I love everything about summer: the heat, the humidity, the iced tea, the air-conditioning, the iced tea, and did I say the iced tea?
My mother had strong views about summer. She believed drinking unsweetened iced tea with lemon had “health benefits.” She liked to chat about the antioxidants in tea. She also believed women over 30 should never wear shorts. After menopause, I disappeared as a woman anyway. I am “beyond gender,” as I say. So I wore shorts on my bike ride to the bookstore (I do wish I had culottes) to buy a copy of Ali Smith’s How to Be Both, winner of the Baileys Women’s Prize.
It was a lovely ride, but very hot.
Naturally I found lots of books, but not the one I was looking for.
Well, there’s always the e-book.
It is feather-light and charming, in the manner of Nina Stibbe’s Man at the Helm. Comedies seldom make the prize longlists, and, 100 pages into it, this has the lightness of a successful Y.A. crossover novel. The narrator, Bee, tells us on the first page that her mother Bernadette disappeared before their Christmas vacation to Antarctica (a reward for Bee’s straight A’s in eighth grade). Bee’s narrative is mixed with emails (several from a psychotic neighbor), school reports, letters from the school, her father’s letter to a psychiatrist about Bernadette, and most touchingly, Bernadette’s lonely, personal emails to an administrative assistant she hires through a large company in India to pay her bills and shop for her.

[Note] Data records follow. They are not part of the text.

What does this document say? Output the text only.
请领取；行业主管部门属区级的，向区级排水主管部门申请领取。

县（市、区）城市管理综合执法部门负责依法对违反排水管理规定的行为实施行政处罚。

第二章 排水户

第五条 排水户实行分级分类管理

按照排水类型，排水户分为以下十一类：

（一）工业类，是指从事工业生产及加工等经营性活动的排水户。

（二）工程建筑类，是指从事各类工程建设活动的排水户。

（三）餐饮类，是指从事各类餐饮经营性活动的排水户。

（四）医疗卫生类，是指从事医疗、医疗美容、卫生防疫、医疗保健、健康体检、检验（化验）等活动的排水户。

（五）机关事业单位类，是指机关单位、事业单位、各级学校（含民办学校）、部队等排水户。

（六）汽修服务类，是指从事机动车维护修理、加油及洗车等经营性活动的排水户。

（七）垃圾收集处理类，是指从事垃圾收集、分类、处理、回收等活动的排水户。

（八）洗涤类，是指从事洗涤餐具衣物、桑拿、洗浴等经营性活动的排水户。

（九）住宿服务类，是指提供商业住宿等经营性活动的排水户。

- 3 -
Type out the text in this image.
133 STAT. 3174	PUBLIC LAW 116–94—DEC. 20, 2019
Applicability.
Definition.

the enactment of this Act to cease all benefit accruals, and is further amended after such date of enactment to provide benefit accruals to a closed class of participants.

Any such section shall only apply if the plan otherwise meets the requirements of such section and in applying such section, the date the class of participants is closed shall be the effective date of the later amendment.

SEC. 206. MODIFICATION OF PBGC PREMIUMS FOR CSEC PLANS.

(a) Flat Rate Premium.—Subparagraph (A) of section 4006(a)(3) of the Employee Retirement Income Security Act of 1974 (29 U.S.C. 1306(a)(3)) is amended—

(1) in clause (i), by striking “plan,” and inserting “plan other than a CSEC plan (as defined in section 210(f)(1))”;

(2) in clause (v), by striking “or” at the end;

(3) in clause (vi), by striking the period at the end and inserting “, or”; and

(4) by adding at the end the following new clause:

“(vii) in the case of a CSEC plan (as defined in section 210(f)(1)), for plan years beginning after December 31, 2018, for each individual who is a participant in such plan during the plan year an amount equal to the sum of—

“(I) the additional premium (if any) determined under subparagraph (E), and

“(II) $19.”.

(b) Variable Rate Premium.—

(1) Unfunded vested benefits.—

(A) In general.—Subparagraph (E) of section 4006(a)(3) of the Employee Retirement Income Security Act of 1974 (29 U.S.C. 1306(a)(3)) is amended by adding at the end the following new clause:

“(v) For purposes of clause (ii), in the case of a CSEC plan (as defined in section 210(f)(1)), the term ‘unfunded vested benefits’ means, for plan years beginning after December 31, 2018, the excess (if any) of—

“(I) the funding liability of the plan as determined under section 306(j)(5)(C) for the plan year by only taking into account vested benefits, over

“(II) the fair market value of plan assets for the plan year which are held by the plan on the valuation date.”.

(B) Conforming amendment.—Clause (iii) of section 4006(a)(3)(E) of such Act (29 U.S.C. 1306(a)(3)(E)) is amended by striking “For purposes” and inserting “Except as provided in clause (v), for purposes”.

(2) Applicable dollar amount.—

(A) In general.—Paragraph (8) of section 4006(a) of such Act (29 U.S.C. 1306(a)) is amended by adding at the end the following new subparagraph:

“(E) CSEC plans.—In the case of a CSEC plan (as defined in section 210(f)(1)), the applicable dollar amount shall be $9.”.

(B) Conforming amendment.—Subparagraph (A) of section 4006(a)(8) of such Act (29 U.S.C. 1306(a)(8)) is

Bernadette may or may not be on the verge of a nervous breakdown. When Microsoft bought her husband’s computer animation company, he was ambivalent about moving to Seattle: it was Bernadette, an award-winning architect, who insisted that they leave L.A. We learn from her husband that in 18 years Bernadette hasn’t made a friend. (From the emails of the other moms at school, we see why.) Their house, a former reform school, is going to seed in a very Gothic way: not only does the roof leak, but plants actually grow up through the floor.
But Bernadette is a good mother, and is extremely solicitous about Bee, who had three open heart surgeries before kindergarten and has asthma.
Bernadette doesn’t want to leave the house, but she feels she has to go to Antarctica, which is Bee’s dream. Bernadette writes to her assistant,
Of the million reasons I don’t want to go to Antarctica, the main one is that it will require me to leave the house. You might have figured out by now that’s something I don’t much like to do. But I can’t argue with Bee. She’s a good kid. She has more character than Elgie and I and the next ten kids combined. Plus she’s applying to boarding school for next fall, which she’ll of course get into because of said A’s….So it would be in pretty bad taste to deny Buzzy this.
Is Bernadette having a breakdown? Or is it something deeper?
This feels very much like Summer Reading. Like Nick Hornby, Semple has written for films (well, in her case, TV) and I wonder if that affects the brevity of the narrative and the voice.
Still, I am happy to read a collection of emails. They are, by the way, much longer than the typical email.